Waktu terus berlalu, katak tersadar dan merasa usahanya selama ini untuk menarik perhatiaan kekasihnya hanyalah pekerjaan sia-sia, karna bulan tak pernah mendekat untuk berada di sampingnya dan jarak di antara mereka selalu sama dan tak pernah berubah sedikitpun. Akhirnya, katak lebih memilih untuk menikmati keindahan bungabunga air dan mereka bersama selamanya di telaga bening itu.

***
“Keyza azzahra Fauzan”

Pada sebuah nama telah kita sepakati ketika kelahiran masih terkandung di dalam kepalamu dan aku sebagai penerus sejarah kematian dan juga sebagai alasan penyatuan isi dadamu dan aku karna di nama terakhirnya telah tertuliskan setengah takdir yang menjadi garis di tangannya sebagai isyarat di hari kelahirannya.

***
Jika ini memang perjudian terakhir, taruhkanlah seluruh masalalumu dan terimalah kemenangan atau kekalahan di masadepanmu.

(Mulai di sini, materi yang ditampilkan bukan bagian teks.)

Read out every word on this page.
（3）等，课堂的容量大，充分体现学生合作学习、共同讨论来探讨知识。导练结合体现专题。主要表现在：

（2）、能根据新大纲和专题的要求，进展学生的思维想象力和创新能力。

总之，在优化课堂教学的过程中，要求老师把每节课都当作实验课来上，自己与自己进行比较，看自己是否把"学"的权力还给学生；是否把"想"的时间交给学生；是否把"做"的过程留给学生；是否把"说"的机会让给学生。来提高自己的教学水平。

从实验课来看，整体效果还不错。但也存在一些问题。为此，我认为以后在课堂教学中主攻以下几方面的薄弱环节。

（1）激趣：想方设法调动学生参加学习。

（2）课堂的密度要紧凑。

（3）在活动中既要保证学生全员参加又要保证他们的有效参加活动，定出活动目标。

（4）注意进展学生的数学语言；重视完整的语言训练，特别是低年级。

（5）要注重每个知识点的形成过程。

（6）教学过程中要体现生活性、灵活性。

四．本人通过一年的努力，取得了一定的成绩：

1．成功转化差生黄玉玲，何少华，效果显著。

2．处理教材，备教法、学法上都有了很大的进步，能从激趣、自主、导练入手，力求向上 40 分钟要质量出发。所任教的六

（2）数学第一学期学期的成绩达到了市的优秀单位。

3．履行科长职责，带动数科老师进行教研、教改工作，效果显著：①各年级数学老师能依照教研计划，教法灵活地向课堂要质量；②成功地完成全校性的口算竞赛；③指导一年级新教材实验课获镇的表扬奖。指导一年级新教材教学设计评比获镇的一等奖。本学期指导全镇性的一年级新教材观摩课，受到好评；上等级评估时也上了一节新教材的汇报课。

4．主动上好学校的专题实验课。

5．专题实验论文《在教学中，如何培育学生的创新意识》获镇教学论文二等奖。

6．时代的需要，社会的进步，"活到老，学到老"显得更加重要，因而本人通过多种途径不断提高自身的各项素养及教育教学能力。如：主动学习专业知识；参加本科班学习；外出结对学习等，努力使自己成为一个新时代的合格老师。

Bagaimana kau menuliskan aksara namaku di dadamu

Kepada aksara namaku yang dulu terpahat di dadamu dan kini telah kau tukar dengan angka-angka berasal dari kepalamu, kita mulai menghitung sejauh mana angka samarkan warna merah senja di wajah dan melupakan kedatangan malam beserta kesepian yang selalu saja mengikutinya

Begitulah. Kita setuju bahwa tubuh adalah alat tukar yang baik ketika rindu semakin melacur di dadamu dan aku.

Dan seperti biasa kelupaan selalu alpha memberi petunjuk awal tentang ketuaan tibatiba, kau mulai sibuk meniadakan angka di dadamu dan kembali menganti dengan aksara namaku yang dulu telah kau hapus, lalu bagaimana kau menuliskan aksara namaku di dadamu? sementara aku telah lupa dengan aksara namaku sendiri yang telah juga kuganti dengan angka-angka.